For example, I can easily hear that a speaker is "dynamic" in that it transients have attack and sound clean, but what measurement does this correlate to? I am VERY confident that this is a real subjective phenomenon. I thought it might have something to do with the sharpness of the step response, but I was wrong. I have since found that you need to measure loudspeaker compression and plot the input against the output - e.g. for every 5dB increase in volume my DAC outputs, I should measure a corresponding linear increase in loudspeaker volume. At some point the loudspeaker will compress and distort. At what volume this happens and by how much is part of the explanation. Other measurements which might explain the subjective impression are early reflections in the ETC, ringing which might smear the transient, and so on.
For this specific phenomena, I have many doubts. I wonder how much I am personally predisposed to equating dynamics with hornspeakers. I haven't had a chance to do side-by-side comparisons, so I am wary of my memory.
In other words, I don't know if I could I identify a speaker as dynamic easily, under blind circumstances.
We know horns, generally, have (1) narrow directivity, are (2) less likely to compress because of sensitivity and efficiency and (3) many designs have issues like uneven frequency response and directivity because of the difficulty of horn design, or, more practically, size constraints, with many horn systems featured only for the tweeter, with the midrange and bass being commonly taken over with dynamic drivers.
We also know, generally, how hearing works: (a) below 1.5kHz, phase locking, (b) around 1.5kHz, a transition region, (c) above 1.5kHz, direct sound dominated.
We further know that room geometry and materials determine (i) modal effects in the bass region, (ii) significant interference effects in the transition region, (iii) have limited relevance for direct sound in the statistical region, but very significant for reflections.
So I would always try to look for the answer for what I heard in 1, 2, 3 and a, b, c and i, ii, iii. Theorizing is necessary because
we don't have all the data. Most listening prevents that, and most listening is uncontrolled. That doesn't prevent us from trying to understand the phenomenon (i.e., the "subjective experience"), but it should prevent us from jumping to conclusions (let's call that "uncontrolled theorizing", as a correlate to "uncontrolled listening").
In your example, I would agree that compression behavior is an important aspect of understanding perceived dynamics because, beyond level, there is a strong impact to frequency response. Your approach to measurement is reasonable and has many variants (e.g., Meyer Sound is proposing M-noise as a signal with a known crest factor, so the measurement would take into account the impact of RMS vs. peak levels at different SPLs).
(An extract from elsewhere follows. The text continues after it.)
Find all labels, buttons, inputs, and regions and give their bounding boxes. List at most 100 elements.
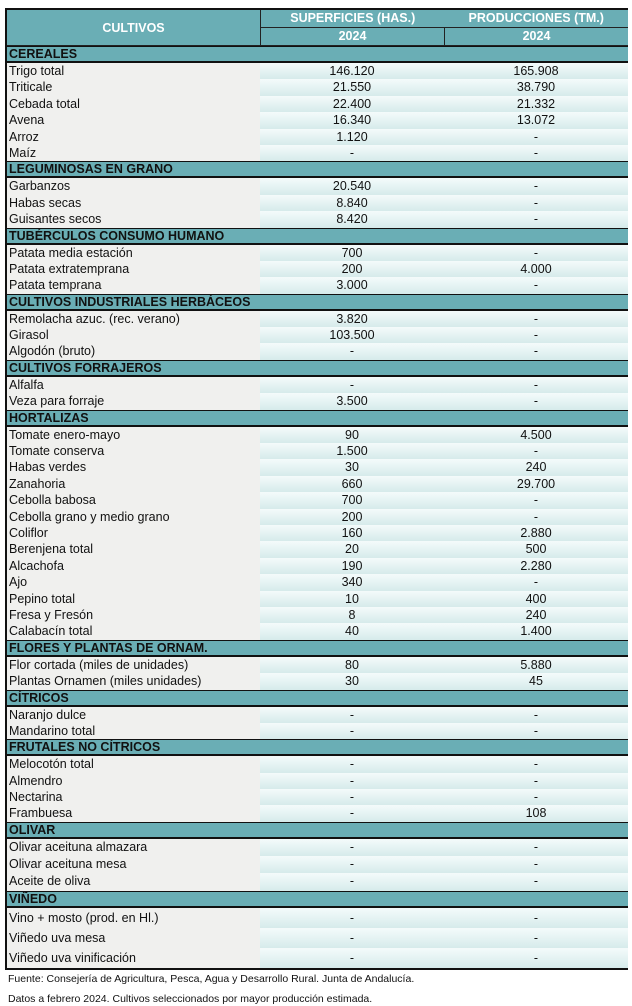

I would disagree with respect to ETC because ETC is based on a linear calculation that puts too much weight on higher frequencies (or, putting it differently, it is most useful for evaluating high frequency decay--if you want to evaluate this for yourself without a lot of trouble, look at waveforms in a music player or DAW, those are also based on linear frequency weights; high hats and snares have no right showing up the way they do given how much relative energy they contain). "Smearing" occurs in rooms in and around the transitional region, which is fairly low down in frequency.
Long way of me saying that the mostly likely answer for understanding "dynamics" is to do with frequency response of direct sound primarily, speaker directivity secondly, and compression as a less-probable third.
I think if there is anything I value at ASR, it is "controlled theorizing".